“I’ve been expecting you.”

These were the last words of Blessed Giuseppe “Pino” Puglisi on September 15th, 1993 – his 56th birthday – just before he was killed outside his home by a single bullet shot from point-blank range.

Puglisi was born in the rough working-class neighborhood of Palermo in Italy in 1937 to a family of modest means, his father a shoemaker and his mother a dressmaker. At the age of just 16, he entered the seminary and was ordained at 22.

He was ordained by Cardinal Ruffini, also from Palermo. Ruffini downplayed the threat of the Mafia, questioning their very existence and saying “so far as I know, it could be a brand of detergent.”

Father Pino, knowing the violence of the mafia all too well, responded in turn by saying: “we must criticize the church when we feel it doesn’t respond to our expectations, because it’s absolutely right to seek to improve it – but we should always criticize it like a mother, never a mother-in-law!”

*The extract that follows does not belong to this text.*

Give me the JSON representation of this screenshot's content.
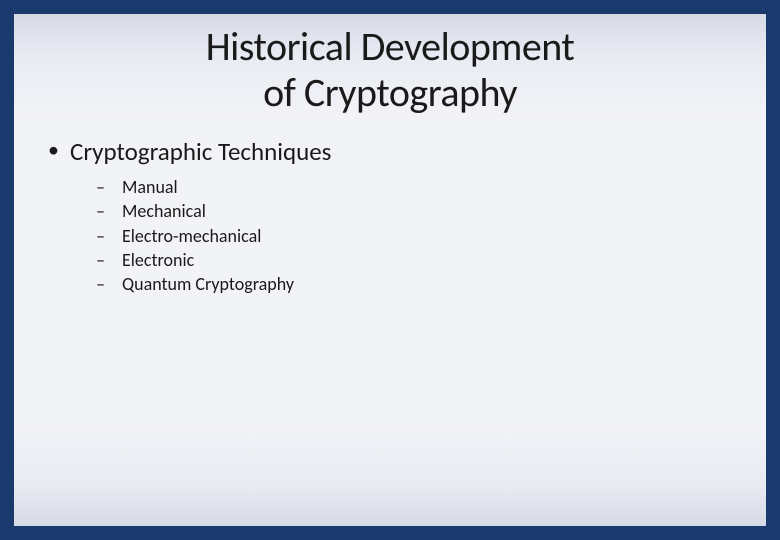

30 years later, Pino returned to his old neighborhood and became the pastor of San Gaetano’s Parish despite being offered parishes in less crime-stricken areas.

He became an Antimafia champion, encouraging his parishioners to change their mentality of fear, passivity, and silence. His sermons included pleas to give leads to authorities about the Mafias doings and encouragements for children to stay in school and stay out of trouble. He refused to let the Mafia lead religious processions even when offered money, and once even declined a contract by a Mafia-led construction company to restore his church.

His works angered the Mafia, who sent assassins to his home and had him killed to the shock of all of Italy.

When Pope Saint John Paul II visited Sicily a little over a year later, he praised Pino as a “courageous exponent of the Gospel” and urged them not to let his death be in vain, echoing Pino’s message the silence is tantamount to complicity.

In 1999, Pino was proclaimed a Servant of God and in 2012 Benedict XVI said he was killed “in hatred of the faith,” paving the way for his beatification by Pope Francis in 2013 who condemned the Mafia and called him “an exemplary priest and a martyr.”

Pino left an Antimafia legacy that persists to this day. His favorite rhetorical phrase – se ognuno fa qualcosa, allora si può fare molto meaning if everyone does something, then we can do a lot – is scrawled on walls all over his home town.